Santa Fe’s Rowley Farmhouse Ales was robbed on November 8 of over $2,000 and a safe that costs about $1,000.
“They ripped out our safe and about two grand. Plus the safe cost about a grand,” co-owner Jeffrey Kaplan told the Santa Fe New Mexican. This was the second time the establishment has been robbed, the first robbery also netting the criminals about $2,000. Now, the taproom is forced to go cashless.
The criminals know restaurants have money,” Kaplan said, adding, “We said, ‘Let’s make this less of a target.’ ”
Albuquerque’s Burritos Alinstante restaurants are also cashless now due to crime.
The New Mexican reported, “The reason? Too many robberies where people with guns and wrenches and other weapons or tools came into the restaurants threatening employees and demanding cash,” according to Mary Ellen Chavez, who runs the restaurant chain.
“We had been robbed six or seven times in one of our stores in a very short period of time — six or eight weeks — and my employees were terrified,” Chavez said. “We were trying to figure out how to keep them safe and keep them going [to work]. And our solution helped everyone in that location feel a whole lot better.”

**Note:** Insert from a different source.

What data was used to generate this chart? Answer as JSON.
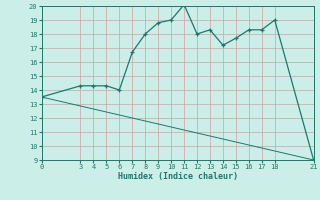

The move results in restaurants and other establishments having to pay three to four percent per transaction to credit card companies. But according to Chavez, after the implementation of the cashless policy, there haven’t been any burglaries as of yet.
Carol Wight of the New Mexico Restaurant Association told the New Mexican that restaurants “are very concerned for their employees and staff, and they don’t want them handling cash and being vulnerable to burglaries,” adding, “We’ve had people held up and shot at gunpoint in restaurants. … You put somebody at risk every time you take money out of the safe and send it to the bank; you put them at risk just by having it on the premises.”
New Mexico has the second-highest violent crime rate in the entire nation, according to the Federal Bureau of Investigation’s statistics. In 2021, for every 100,000 New Mexicans, law enforcement reported 2,189 crimes against persons or affecting 2.92% of the population. The only state with worse overall crime was Arkansas, with 2,276 crimes per 100,000 people.